Pensions Regulator gives go-ahead for British Steel Pension Scheme rescue


The Pensions Regulator (TPR) has given initial approval to a proposal from Tata Steel for a restructure of the British Steel Pension Scheme (BSPS).

The restructure will separate Tata from the BSPS, prevent the company becoming insolvent, and is expected to provide greater certainty for around 130,000 pension scheme members.

The restructuring will be done through a regulated apportionment arrangement (RAA), only the second such agreement this year and the third in two years. Last year it emerged that just 24 RAAs had been agreed in the eight years since the mechanism was set out in law. RAAs allow the transfer of an employer's pension liabilities to the Pension Protection Fund (PPF), but only in extremely limited circumstances.

Under the agreement, the BSPS will receive £550 million from the Tata Steel Group, more than it would receive in insolvency, and a 33% equity stake in Tata Steel UK.

Pensions expert Stephen Scholefield of Pinsent Masons, the law firm behind Out-Law.com, said: “The deal is significant because of its size and because the challenges facing the British steel industry typify those facing old industries grappling with new competitors and legacy pensions dating back to when they were much bigger employers."

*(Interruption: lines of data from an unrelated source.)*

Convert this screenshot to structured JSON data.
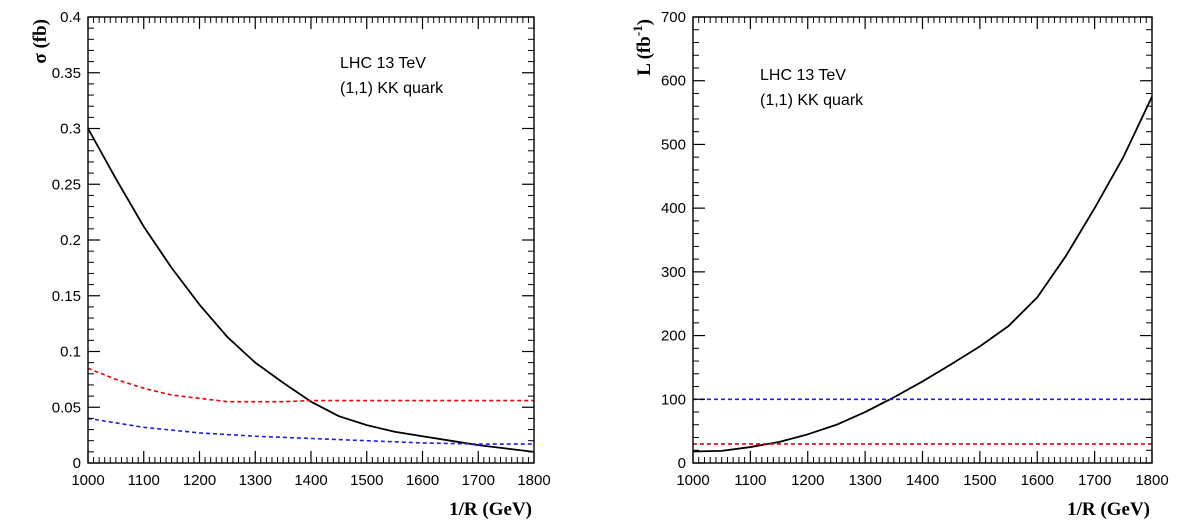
{
  "chart_data": [
    {
      "type": "line",
      "xlabel": "1/R (GeV)",
      "ylabel": "σ (fb)",
      "xlim": [
        1000,
        1800
      ],
      "ylim": [
        0,
        0.4
      ],
      "xticks": [
        "1000",
        "1100",
        "1200",
        "1300",
        "1400",
        "1500",
        "1600",
        "1700",
        "1800"
      ],
      "yticks": [
        "0",
        "0.05",
        "0.1",
        "0.15",
        "0.2",
        "0.25",
        "0.3",
        "0.35",
        "0.4"
      ],
      "annotations": [
        "LHC 13 TeV",
        "(1,1) KK quark"
      ],
      "grid": false,
      "series": [
        {
          "color": "#000000",
          "dash": "solid",
          "x": [
            1000,
            1050,
            1100,
            1150,
            1200,
            1250,
            1300,
            1350,
            1400,
            1450,
            1500,
            1550,
            1600,
            1650,
            1700,
            1750,
            1800
          ],
          "y": [
            0.3,
            0.255,
            0.212,
            0.175,
            0.142,
            0.113,
            0.09,
            0.072,
            0.055,
            0.042,
            0.034,
            0.028,
            0.024,
            0.02,
            0.016,
            0.013,
            0.01
          ]
        },
        {
          "color": "#e8000b",
          "dash": "dashed",
          "x": [
            1000,
            1050,
            1100,
            1150,
            1200,
            1250,
            1300,
            1350,
            1400,
            1500,
            1600,
            1700,
            1800
          ],
          "y": [
            0.085,
            0.075,
            0.067,
            0.061,
            0.058,
            0.055,
            0.055,
            0.055,
            0.056,
            0.056,
            0.056,
            0.056,
            0.056
          ]
        },
        {
          "color": "#1f1fe0",
          "dash": "dashed",
          "x": [
            1000,
            1100,
            1200,
            1300,
            1400,
            1500,
            1600,
            1700,
            1800
          ],
          "y": [
            0.04,
            0.032,
            0.027,
            0.024,
            0.022,
            0.02,
            0.018,
            0.017,
            0.017
          ]
        }
      ]
    },
    {
      "type": "line",
      "xlabel": "1/R (GeV)",
      "ylabel": "L (fb",
      "ylabel_sup": "-1",
      "ylabel_close": ")",
      "xlim": [
        1000,
        1800
      ],
      "ylim": [
        0,
        700
      ],
      "xticks": [
        "1000",
        "1100",
        "1200",
        "1300",
        "1400",
        "1500",
        "1600",
        "1700",
        "1800"
      ],
      "yticks": [
        "0",
        "100",
        "200",
        "300",
        "400",
        "500",
        "600",
        "700"
      ],
      "annotations": [
        "LHC 13 TeV",
        "(1,1) KK quark"
      ],
      "grid": false,
      "series": [
        {
          "color": "#000000",
          "dash": "solid",
          "x": [
            1000,
            1050,
            1100,
            1150,
            1200,
            1250,
            1300,
            1350,
            1400,
            1450,
            1500,
            1550,
            1600,
            1650,
            1700,
            1750,
            1800
          ],
          "y": [
            18,
            19,
            25,
            33,
            45,
            60,
            80,
            103,
            128,
            155,
            183,
            215,
            260,
            325,
            400,
            480,
            575
          ]
        },
        {
          "color": "#e8000b",
          "dash": "dashed",
          "x": [
            1000,
            1800
          ],
          "y": [
            30,
            30
          ]
        },
        {
          "color": "#1f1fe0",
          "dash": "dashed",
          "x": [
            1000,
            1800
          ],
          "y": [
            100,
            100
          ]
        }
      ]
    }
  ]
}
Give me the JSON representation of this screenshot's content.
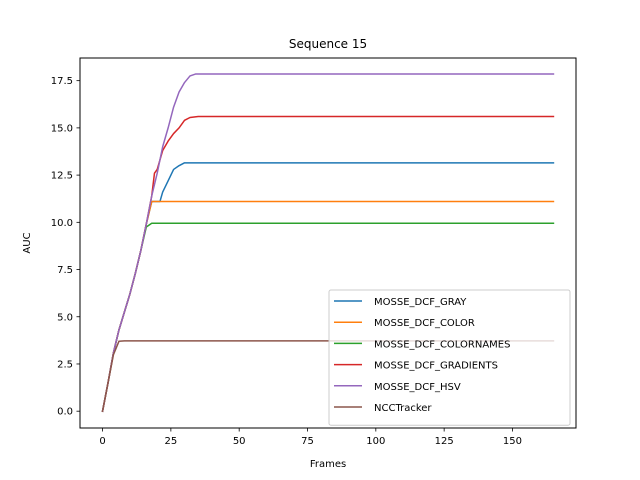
{
  "chart_data": {
    "type": "line",
    "title": "Sequence 15",
    "xlabel": "Frames",
    "ylabel": "AUC",
    "xlim": [
      -8.25,
      173.25
    ],
    "ylim": [
      -0.89,
      18.7
    ],
    "xticks": [
      0,
      25,
      50,
      75,
      100,
      125,
      150
    ],
    "yticks": [
      0.0,
      2.5,
      5.0,
      7.5,
      10.0,
      12.5,
      15.0,
      17.5
    ],
    "ytick_labels": [
      "0.0",
      "2.5",
      "5.0",
      "7.5",
      "10.0",
      "12.5",
      "15.0",
      "17.5"
    ],
    "grid": false,
    "legend_position": "lower-right",
    "series": [
      {
        "name": "MOSSE_DCF_GRAY",
        "color": "#1f77b4",
        "points": [
          [
            0,
            0
          ],
          [
            2,
            1.5
          ],
          [
            4,
            3.1
          ],
          [
            6,
            4.3
          ],
          [
            10,
            6.2
          ],
          [
            12,
            7.3
          ],
          [
            14,
            8.5
          ],
          [
            16,
            9.9
          ],
          [
            18,
            11.1
          ],
          [
            21,
            11.1
          ],
          [
            22,
            11.6
          ],
          [
            24,
            12.2
          ],
          [
            26,
            12.8
          ],
          [
            28,
            13.0
          ],
          [
            30,
            13.15
          ],
          [
            32,
            13.15
          ],
          [
            165,
            13.15
          ]
        ]
      },
      {
        "name": "MOSSE_DCF_COLOR",
        "color": "#ff7f0e",
        "points": [
          [
            0,
            0
          ],
          [
            2,
            1.5
          ],
          [
            4,
            3.1
          ],
          [
            6,
            4.3
          ],
          [
            10,
            6.2
          ],
          [
            12,
            7.3
          ],
          [
            14,
            8.5
          ],
          [
            16,
            9.9
          ],
          [
            18,
            11.1
          ],
          [
            19,
            11.1
          ],
          [
            165,
            11.1
          ]
        ]
      },
      {
        "name": "MOSSE_DCF_COLORNAMES",
        "color": "#2ca02c",
        "points": [
          [
            0,
            0
          ],
          [
            2,
            1.5
          ],
          [
            4,
            3.1
          ],
          [
            6,
            4.3
          ],
          [
            10,
            6.2
          ],
          [
            12,
            7.3
          ],
          [
            14,
            8.5
          ],
          [
            16,
            9.75
          ],
          [
            18,
            9.95
          ],
          [
            165,
            9.95
          ]
        ]
      },
      {
        "name": "MOSSE_DCF_GRADIENTS",
        "color": "#d62728",
        "points": [
          [
            0,
            0
          ],
          [
            2,
            1.5
          ],
          [
            4,
            3.1
          ],
          [
            6,
            4.3
          ],
          [
            10,
            6.2
          ],
          [
            12,
            7.3
          ],
          [
            14,
            8.5
          ],
          [
            16,
            9.9
          ],
          [
            18,
            11.4
          ],
          [
            19,
            12.6
          ],
          [
            20,
            12.8
          ],
          [
            22,
            13.8
          ],
          [
            24,
            14.3
          ],
          [
            26,
            14.7
          ],
          [
            28,
            15.0
          ],
          [
            30,
            15.4
          ],
          [
            32,
            15.55
          ],
          [
            35,
            15.6
          ],
          [
            165,
            15.6
          ]
        ]
      },
      {
        "name": "MOSSE_DCF_HSV",
        "color": "#9467bd",
        "points": [
          [
            0,
            0
          ],
          [
            2,
            1.5
          ],
          [
            4,
            3.1
          ],
          [
            6,
            4.3
          ],
          [
            10,
            6.2
          ],
          [
            12,
            7.3
          ],
          [
            14,
            8.5
          ],
          [
            16,
            9.9
          ],
          [
            18,
            11.4
          ],
          [
            20,
            12.6
          ],
          [
            22,
            14.0
          ],
          [
            24,
            15.0
          ],
          [
            26,
            16.1
          ],
          [
            28,
            16.9
          ],
          [
            30,
            17.4
          ],
          [
            32,
            17.75
          ],
          [
            34,
            17.85
          ],
          [
            165,
            17.85
          ]
        ]
      },
      {
        "name": "NCCTracker",
        "color": "#8c564b",
        "points": [
          [
            0,
            0
          ],
          [
            2,
            1.5
          ],
          [
            4,
            3.0
          ],
          [
            6,
            3.7
          ],
          [
            8,
            3.72
          ],
          [
            165,
            3.72
          ]
        ]
      }
    ]
  }
}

“As with all deals of this nature, it was necessary to demonstrate that without a deal the employer would have become insolvent, so the bar is set high,” said Scholefield.

When the RAA is complete pension scheme members will be able to either move to a new scheme sponsored by Tata Steel, or remain in the existing scheme which will transfer to the Pension Protection Fund.

Scholefield said this choice was an unusual one.

“In either case, members will see a reduction in their benefits. The big challenge for the trustee is to explain the choices in a way that everyone understands, so that as many people as possible make the decision that is right for them,” said Scholefield.

Tata Steel UK and BSPS trustees have initially agreed the plan and formal approval by TPR is expected in 28 days, provided the proposals are not referred to the Upper Tribunal. TPR has said it will not use its anti-avoidance powers with regard to BSPS.